I mean all of these with love in my heart.
@pevaquark
I explained this in my post about “The wages of sin is death.” Also (I don’t know, but I’ll say if I find out), is the word for day in Genesis 3 different from “yom?” I would be very curious on that one… If one knows just about anything about linguistics, one would know that while one word that has different meanings in one language (as in “day” in English), the other meanings may have very different words in another language.
There you go! Reading things in…That’s not even taking the text literally.
Seriously, though. The “lesser light” could encompass the STARS and, perhaps, the moon.
To my theological understanding, the world was perfect before the fall. The “Garden of Eden” would simply have been the place in the world where God placed Adam (and ultimately Eve), from whence their offspring would settle the rest of the (perfect) earth.

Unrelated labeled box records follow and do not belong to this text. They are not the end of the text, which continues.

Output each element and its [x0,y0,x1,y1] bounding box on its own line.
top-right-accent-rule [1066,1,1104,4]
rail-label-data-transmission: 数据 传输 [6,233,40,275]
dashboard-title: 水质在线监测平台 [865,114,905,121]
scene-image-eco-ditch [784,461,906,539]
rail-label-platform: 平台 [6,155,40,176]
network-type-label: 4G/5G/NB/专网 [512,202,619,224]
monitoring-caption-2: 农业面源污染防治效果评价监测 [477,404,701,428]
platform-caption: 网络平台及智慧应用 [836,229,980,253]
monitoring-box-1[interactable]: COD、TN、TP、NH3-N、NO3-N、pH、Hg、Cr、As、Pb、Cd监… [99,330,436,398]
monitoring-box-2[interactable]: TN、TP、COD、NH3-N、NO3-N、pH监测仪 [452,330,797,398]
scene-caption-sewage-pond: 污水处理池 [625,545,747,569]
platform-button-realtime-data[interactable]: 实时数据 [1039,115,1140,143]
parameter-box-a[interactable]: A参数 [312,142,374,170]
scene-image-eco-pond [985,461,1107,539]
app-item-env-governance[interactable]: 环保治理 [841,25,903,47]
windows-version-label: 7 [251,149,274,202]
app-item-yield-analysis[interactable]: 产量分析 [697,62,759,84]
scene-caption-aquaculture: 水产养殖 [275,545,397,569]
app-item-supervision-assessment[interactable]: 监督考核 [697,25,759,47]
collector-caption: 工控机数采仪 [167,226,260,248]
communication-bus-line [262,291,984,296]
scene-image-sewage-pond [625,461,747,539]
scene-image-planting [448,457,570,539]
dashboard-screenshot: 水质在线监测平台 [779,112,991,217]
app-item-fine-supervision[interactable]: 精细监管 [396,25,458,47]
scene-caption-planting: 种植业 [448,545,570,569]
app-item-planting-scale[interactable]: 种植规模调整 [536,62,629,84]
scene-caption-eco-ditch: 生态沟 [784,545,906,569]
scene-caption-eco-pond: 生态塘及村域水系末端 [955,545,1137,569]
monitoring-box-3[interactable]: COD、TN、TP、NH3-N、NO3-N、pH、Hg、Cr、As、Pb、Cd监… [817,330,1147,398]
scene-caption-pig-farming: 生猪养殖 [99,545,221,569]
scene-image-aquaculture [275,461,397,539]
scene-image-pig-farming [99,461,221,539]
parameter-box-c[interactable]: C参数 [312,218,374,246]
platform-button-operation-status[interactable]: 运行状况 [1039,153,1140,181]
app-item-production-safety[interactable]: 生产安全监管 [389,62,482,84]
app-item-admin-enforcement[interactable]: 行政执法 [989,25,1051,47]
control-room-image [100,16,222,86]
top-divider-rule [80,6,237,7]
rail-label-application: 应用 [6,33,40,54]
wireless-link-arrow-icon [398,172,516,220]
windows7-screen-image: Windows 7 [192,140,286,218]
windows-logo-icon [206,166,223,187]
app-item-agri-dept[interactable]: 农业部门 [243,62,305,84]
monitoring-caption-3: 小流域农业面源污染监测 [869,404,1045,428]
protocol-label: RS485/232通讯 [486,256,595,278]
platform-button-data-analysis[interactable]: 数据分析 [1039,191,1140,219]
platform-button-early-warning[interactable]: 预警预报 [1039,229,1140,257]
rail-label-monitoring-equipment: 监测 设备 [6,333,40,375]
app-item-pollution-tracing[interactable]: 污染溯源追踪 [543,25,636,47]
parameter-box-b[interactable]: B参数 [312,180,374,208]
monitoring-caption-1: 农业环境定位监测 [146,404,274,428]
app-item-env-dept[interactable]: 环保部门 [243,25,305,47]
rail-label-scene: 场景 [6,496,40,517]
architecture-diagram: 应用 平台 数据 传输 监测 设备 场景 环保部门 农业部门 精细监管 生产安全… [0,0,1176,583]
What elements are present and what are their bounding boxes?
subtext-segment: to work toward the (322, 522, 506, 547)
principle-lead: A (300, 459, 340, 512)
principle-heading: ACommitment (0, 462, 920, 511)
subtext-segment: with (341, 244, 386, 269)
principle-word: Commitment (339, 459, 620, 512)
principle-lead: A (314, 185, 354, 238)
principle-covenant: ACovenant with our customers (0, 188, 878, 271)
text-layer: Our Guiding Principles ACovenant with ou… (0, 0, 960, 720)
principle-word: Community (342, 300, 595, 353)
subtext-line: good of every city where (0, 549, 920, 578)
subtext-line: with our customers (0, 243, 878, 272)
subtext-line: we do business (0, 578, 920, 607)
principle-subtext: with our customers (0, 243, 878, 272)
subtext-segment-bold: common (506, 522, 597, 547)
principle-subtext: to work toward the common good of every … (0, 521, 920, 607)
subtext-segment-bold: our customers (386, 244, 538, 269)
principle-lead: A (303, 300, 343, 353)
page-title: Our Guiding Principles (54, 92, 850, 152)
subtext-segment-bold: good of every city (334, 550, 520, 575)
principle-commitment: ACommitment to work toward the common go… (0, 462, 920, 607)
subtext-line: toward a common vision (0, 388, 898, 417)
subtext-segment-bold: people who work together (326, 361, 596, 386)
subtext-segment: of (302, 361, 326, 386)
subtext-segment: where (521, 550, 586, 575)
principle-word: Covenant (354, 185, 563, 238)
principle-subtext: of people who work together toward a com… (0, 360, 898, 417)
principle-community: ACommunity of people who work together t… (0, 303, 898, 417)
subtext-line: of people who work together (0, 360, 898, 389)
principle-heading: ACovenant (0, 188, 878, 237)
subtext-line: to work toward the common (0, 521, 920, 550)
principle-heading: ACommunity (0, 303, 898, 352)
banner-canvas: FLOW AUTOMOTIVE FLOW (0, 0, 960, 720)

The Garden was also where he placed the special trees of “Life” and “Knowledge.” These trees were special to the point that they were guarded by the angel, even after the fall (where Adam and Eve were driven out of the Garden into the now-not-perfect world).
That’s my 2 cent’s worth (assuming I interpreted your quickly-typed post correctly)
@pevaquark,
Regarding Cain:
Not quite. Adam And Eve may have had thousands and thousands of children and grandchildren (after leaving the garden) at this time, who may have settled elsewhere. I mean, Cain may have been hundreds and hundreds of years old by the time he killed Able!
I don’t feel the need to modify the Bible at all! I feel the need to interpret it differently than you do. I believe that in areas not addressed in detail in the Bible, it is reasonable to use our ability to discover clues left in the heavens, rocks, trees, and genomes (and ice cores, George!) for more information on creation.
34 But when the Pharisees heard that he had silenced the Sadducees, they gathered together. 35 And one of them, a lawyer, asked him a question to test him. 36 “Teacher, which is the great commandment in the Law?” 37 And he said to him, “You shall love the Lord your God with all your heart and with all your soul and with all your mind. (Matthew 22:34-37 ESV)
I think it is evident that God wishes us to use the intellect He gave us to continuously pursue knowledge of what He made. I regret that “evolution does not seem to be correct enough” to you, but I assure you that the lack is not in the supporting evidence.